Statistics. Unless otherwise stated, statistical analysis was performed with SigmaPlot and GraphPad Prism software, and results are expressed as mean ± SEM. For 2-group comparison, 2-tailed unpaired t test or Mann-Whitney test was performed. For multiple-group comparison, 1-way ANOVA or Kruskal-Wallis tests were performed with the multiple-comparison post hoc correction as indicated. Equality-of-variance test between groups and Shapiro-Wilk normality test were performed, and statistical tests were chosen accordingly. Graphs show exact P values or asterisks P less than 0.05 was considered significant.

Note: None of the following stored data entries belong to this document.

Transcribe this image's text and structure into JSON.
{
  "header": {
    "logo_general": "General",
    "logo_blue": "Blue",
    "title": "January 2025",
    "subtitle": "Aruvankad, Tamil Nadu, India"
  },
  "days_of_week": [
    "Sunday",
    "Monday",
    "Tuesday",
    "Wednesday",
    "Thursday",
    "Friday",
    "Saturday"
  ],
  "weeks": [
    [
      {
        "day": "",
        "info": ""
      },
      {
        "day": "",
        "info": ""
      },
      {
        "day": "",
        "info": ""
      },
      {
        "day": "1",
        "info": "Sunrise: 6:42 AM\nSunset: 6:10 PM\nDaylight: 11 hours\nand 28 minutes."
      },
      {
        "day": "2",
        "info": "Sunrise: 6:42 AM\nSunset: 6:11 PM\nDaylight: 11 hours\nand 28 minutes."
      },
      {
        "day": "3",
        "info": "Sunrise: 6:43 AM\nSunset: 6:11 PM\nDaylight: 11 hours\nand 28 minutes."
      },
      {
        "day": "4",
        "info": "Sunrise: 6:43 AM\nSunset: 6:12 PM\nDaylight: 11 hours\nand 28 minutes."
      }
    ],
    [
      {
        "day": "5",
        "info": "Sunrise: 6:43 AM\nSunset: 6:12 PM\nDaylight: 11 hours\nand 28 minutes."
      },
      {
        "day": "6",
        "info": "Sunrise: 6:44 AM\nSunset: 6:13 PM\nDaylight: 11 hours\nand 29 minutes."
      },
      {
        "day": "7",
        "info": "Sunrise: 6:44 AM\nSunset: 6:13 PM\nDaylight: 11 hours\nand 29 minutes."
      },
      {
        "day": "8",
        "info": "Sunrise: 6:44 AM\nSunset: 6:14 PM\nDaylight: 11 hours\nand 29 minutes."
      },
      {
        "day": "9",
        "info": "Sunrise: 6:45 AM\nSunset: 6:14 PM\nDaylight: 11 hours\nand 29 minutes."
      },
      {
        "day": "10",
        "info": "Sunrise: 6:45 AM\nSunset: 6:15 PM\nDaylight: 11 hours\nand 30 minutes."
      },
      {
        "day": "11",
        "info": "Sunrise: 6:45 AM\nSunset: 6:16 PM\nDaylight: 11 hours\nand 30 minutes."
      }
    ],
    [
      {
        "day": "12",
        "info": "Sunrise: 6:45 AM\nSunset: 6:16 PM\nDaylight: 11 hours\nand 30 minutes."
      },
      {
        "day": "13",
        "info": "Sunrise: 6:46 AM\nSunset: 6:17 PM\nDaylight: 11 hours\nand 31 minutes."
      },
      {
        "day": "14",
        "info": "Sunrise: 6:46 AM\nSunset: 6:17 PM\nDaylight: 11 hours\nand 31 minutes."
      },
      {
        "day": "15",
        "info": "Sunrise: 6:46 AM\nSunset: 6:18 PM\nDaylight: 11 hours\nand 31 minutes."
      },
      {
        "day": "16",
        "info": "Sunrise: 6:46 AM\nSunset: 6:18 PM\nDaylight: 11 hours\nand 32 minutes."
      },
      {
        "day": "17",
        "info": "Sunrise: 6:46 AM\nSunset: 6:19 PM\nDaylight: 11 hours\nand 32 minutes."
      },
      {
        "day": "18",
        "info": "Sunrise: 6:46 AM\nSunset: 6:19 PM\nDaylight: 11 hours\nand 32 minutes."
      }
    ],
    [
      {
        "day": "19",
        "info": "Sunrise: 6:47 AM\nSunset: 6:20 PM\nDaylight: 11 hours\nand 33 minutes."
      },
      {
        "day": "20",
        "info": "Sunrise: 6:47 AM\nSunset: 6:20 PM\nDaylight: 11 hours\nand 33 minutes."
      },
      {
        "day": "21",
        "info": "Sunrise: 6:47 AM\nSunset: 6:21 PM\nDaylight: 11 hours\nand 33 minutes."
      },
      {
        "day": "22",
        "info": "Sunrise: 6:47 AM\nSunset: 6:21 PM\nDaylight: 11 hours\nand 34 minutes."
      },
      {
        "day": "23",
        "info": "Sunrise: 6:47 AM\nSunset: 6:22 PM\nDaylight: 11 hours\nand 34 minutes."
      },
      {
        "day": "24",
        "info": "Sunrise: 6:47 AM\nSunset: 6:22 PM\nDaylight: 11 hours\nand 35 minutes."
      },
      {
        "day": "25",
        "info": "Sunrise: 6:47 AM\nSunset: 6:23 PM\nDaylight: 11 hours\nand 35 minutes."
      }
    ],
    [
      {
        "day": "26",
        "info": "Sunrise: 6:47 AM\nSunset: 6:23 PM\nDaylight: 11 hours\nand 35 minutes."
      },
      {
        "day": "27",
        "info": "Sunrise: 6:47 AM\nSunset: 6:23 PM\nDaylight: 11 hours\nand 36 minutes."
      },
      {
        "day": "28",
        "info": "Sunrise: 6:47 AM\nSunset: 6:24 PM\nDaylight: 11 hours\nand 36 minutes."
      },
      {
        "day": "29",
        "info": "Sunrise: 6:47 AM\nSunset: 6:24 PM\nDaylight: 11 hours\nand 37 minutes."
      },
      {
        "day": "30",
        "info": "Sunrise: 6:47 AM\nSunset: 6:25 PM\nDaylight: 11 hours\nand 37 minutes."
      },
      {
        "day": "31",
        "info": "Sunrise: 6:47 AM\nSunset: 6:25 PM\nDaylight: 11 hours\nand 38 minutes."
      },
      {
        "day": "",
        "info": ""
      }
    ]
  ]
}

Study approval. All animal experiments were conducted at the GIGA Animal Facility of the University of Liège (ULiège; Belgium) in accordance with the Federation of European Laboratory Animal Science Associations and the local ethical committee at ULiège. Cryosections of human BC samples and related normal associated tissues (n = 68 including 11 DCIS, 14 IDC luminal A, 17 IDC luminal B, 11 IDC HER2, and 15 IDC TNBC) were provided by the Biobank of the University Hospital of Liège for a retrospective study in accordance with current legislation and recommendations of the Ethical Committee of the University Hospital of Liège.